Наступила самая тяжелая минута в моей жизни. Очевидно, Кечвайо ничего не знал о Хеде и Энскоме и думал, будто я в одиночку приехал в страну зулусов. Вряд ли он со мной хитрил. Просить ли защиты для молодых людей? Король или откажет, или не сможет оградить их от дикарей, одержимых войной. В утренней стычке он еле утихомирил своих людей, хотя зулусы всегда относились ко мне по-дружески. В то же время никто не посмеет тронуть тех, кто живет, выражаясь языком кафров, под покрывалом Зикали, ведь его почитали за божество, поэтому все, вплоть до крысы в его соломе, было священно. Не напрямую, но все-таки Зикали обязался защищать этих двоих, а Номбе дала твердое заверение. Несомненно, им будет безопаснее бежать из Черного ущелья, чем из Улунди, окажись они когда-либо так далеко.

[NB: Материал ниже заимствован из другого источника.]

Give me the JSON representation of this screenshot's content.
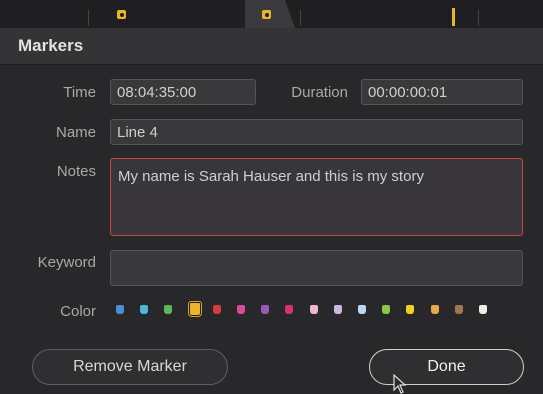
{
  "dialog": {
    "title": "Markers"
  },
  "fields": {
    "time": {
      "label": "Time",
      "value": "08:04:35:00"
    },
    "duration": {
      "label": "Duration",
      "value": "00:00:00:01"
    },
    "name": {
      "label": "Name",
      "value": "Line 4"
    },
    "notes": {
      "label": "Notes",
      "value": "My name is Sarah Hauser and this is my story"
    },
    "keyword": {
      "label": "Keyword",
      "value": ""
    }
  },
  "color": {
    "label": "Color",
    "selected_index": 3,
    "swatches": [
      "#4a8fd6",
      "#4ab8d8",
      "#5cb85c",
      "#e9b52c",
      "#d93a3a",
      "#d94a9a",
      "#9b59b6",
      "#d6336c",
      "#f0b8d0",
      "#c9b8e0",
      "#b8d8f0",
      "#8dc63f",
      "#f0d020",
      "#e8a848",
      "#a07850",
      "#f0ece4"
    ]
  },
  "buttons": {
    "remove": "Remove Marker",
    "done": "Done"
  },
  "icons": {
    "ruler_marker": "marker-icon",
    "playhead": "playhead-icon",
    "cursor": "mouse-cursor-icon"
  }
}
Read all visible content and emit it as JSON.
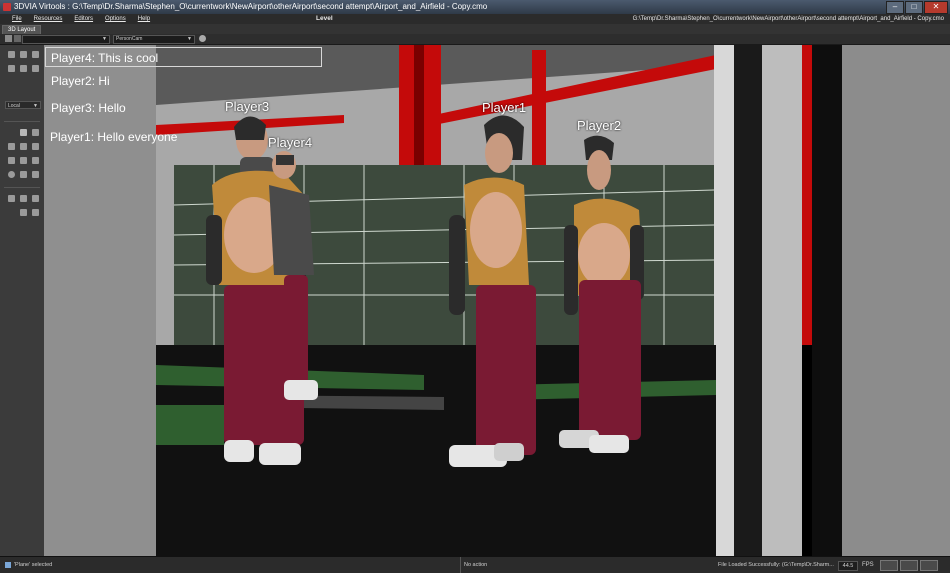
{
  "window": {
    "title": "3DVIA Virtools : G:\\Temp\\Dr.Sharma\\Stephen_O\\currentwork\\NewAirport\\otherAirport\\second attempt\\Airport_and_Airfield - Copy.cmo",
    "min_label": "–",
    "max_label": "□",
    "close_label": "✕"
  },
  "menu": {
    "items": [
      "File",
      "Resources",
      "Editors",
      "Options",
      "Help"
    ],
    "center_label": "Level",
    "path": "G:\\Temp\\Dr.Sharma\\Stephen_O\\currentwork\\NewAirport\\otherAirport\\second attempt\\Airport_and_Airfield - Copy.cmo"
  },
  "layout_tab": "3D Layout",
  "toolbar": {
    "camera_combo": "PersonCam"
  },
  "left_panel": {
    "coord_mode": "Local"
  },
  "chat": {
    "lines": [
      "Player4: This is cool",
      "Player2: Hi",
      "Player3: Hello",
      "Player1:  Hello everyone"
    ]
  },
  "players": {
    "p3": "Player3",
    "p4": "Player4",
    "p1": "Player1",
    "p2": "Player2"
  },
  "status": {
    "selection": "'Plane' selected",
    "action": "No action",
    "load_message": "File Loaded Successfully: (G:\\Temp\\Dr.Sharm...",
    "fps_value": "44.5",
    "fps_label": "FPS"
  },
  "colors": {
    "accent_red": "#c40a0a",
    "floor_green": "#2f5f2f",
    "shirt": "#c08a3a",
    "pants": "#7a1a33"
  }
}
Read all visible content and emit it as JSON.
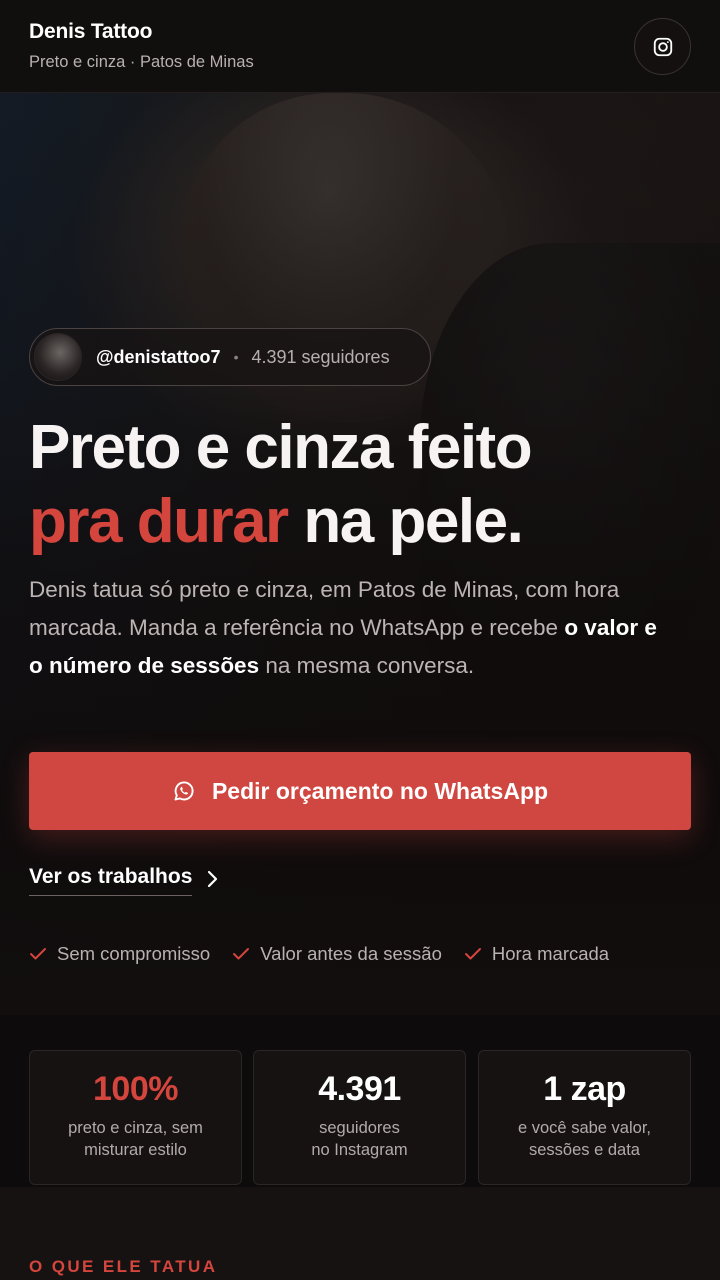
{
  "header": {
    "brand_name": "Denis Tattoo",
    "brand_sub": "Preto e cinza · Patos de Minas",
    "instagram_icon": "instagram-icon"
  },
  "hero": {
    "profile": {
      "handle": "@denistattoo7",
      "separator": "•",
      "followers": "4.391 seguidores"
    },
    "headline": {
      "line1": "Preto e cinza feito",
      "accent": "pra durar",
      "line2_rest": " na pele."
    },
    "lede": {
      "part1": "Denis tatua só preto e cinza, em Patos de Minas, com hora marcada. Manda a referência no WhatsApp e recebe ",
      "bold": "o valor e o número de sessões",
      "part2": " na mesma conversa."
    },
    "cta_label": "Pedir orçamento no WhatsApp",
    "works_link": "Ver os trabalhos",
    "checks": [
      "Sem compromisso",
      "Valor antes da sessão",
      "Hora marcada"
    ]
  },
  "stats": [
    {
      "value": "100%",
      "line1": "preto e cinza, sem",
      "line2": "misturar estilo"
    },
    {
      "value": "4.391",
      "line1": "seguidores",
      "line2": "no Instagram"
    },
    {
      "value": "1 zap",
      "line1": "e você sabe valor,",
      "line2": "sessões e data"
    }
  ],
  "section": {
    "kicker": "O QUE ELE TATUA"
  },
  "colors": {
    "accent": "#d4453d",
    "cta": "#cf4740",
    "background": "#0f0c0c"
  }
}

Эти мысли мгновенно пронеслись у меня в голове, и я решил ни о чем его не просить. Как оказалось, то была ужасная ошибка, ну а кто не без греха? Вероятно, если бы я не промолчал, Кечвайо удовлетворил бы мою просьбу и приказал препроводить этих двоих из земли зулу до начала военных действий, хотя их, разумеется, могли убить и по дороге. Как оказалось, по причине, которая выяснится впоследствии, войны могло и не быть. В свое оправдание скажу, что хотел я как лучше, а судьба распорядилась по-своему. Минута промедления – и надежда померкла.
Отворилась калитка, и слуга объявил о прибытия бравого капитана с несколькими офицерами. Кечвайо велел их впустить, слуга что-то крикнул, вошли трое или четверо воинов и громогласно приветствовали короля. Завидев меня, они умолкли и замерли в нерешительности. Тогда Кечвайо коротко и ясно объявил им и советнику, пришедшему следом, что я королевский гость и, если он сочтет нужным, стану его посланником к белым людям. Причем тот, кто посмеет сказать мне дурное слово или косо посмотрит в мою сторону, поплатится жизнью, какое бы высокое положение ни занимал. Вестники должны были объявить королевский указ по всей стране и близлежащим поселкам. Затем он по-дружески протянул мне руку, посоветовал быть осторожнее, предложил навещать его, когда мне вздумается, и, наконец, выпроводил вместе со всеми остальными.
Минут через пять я вернулся в хижину и услышал, как голосистые глашатаи провозглашают указ короля. Теперь я мог вздохнуть свободно.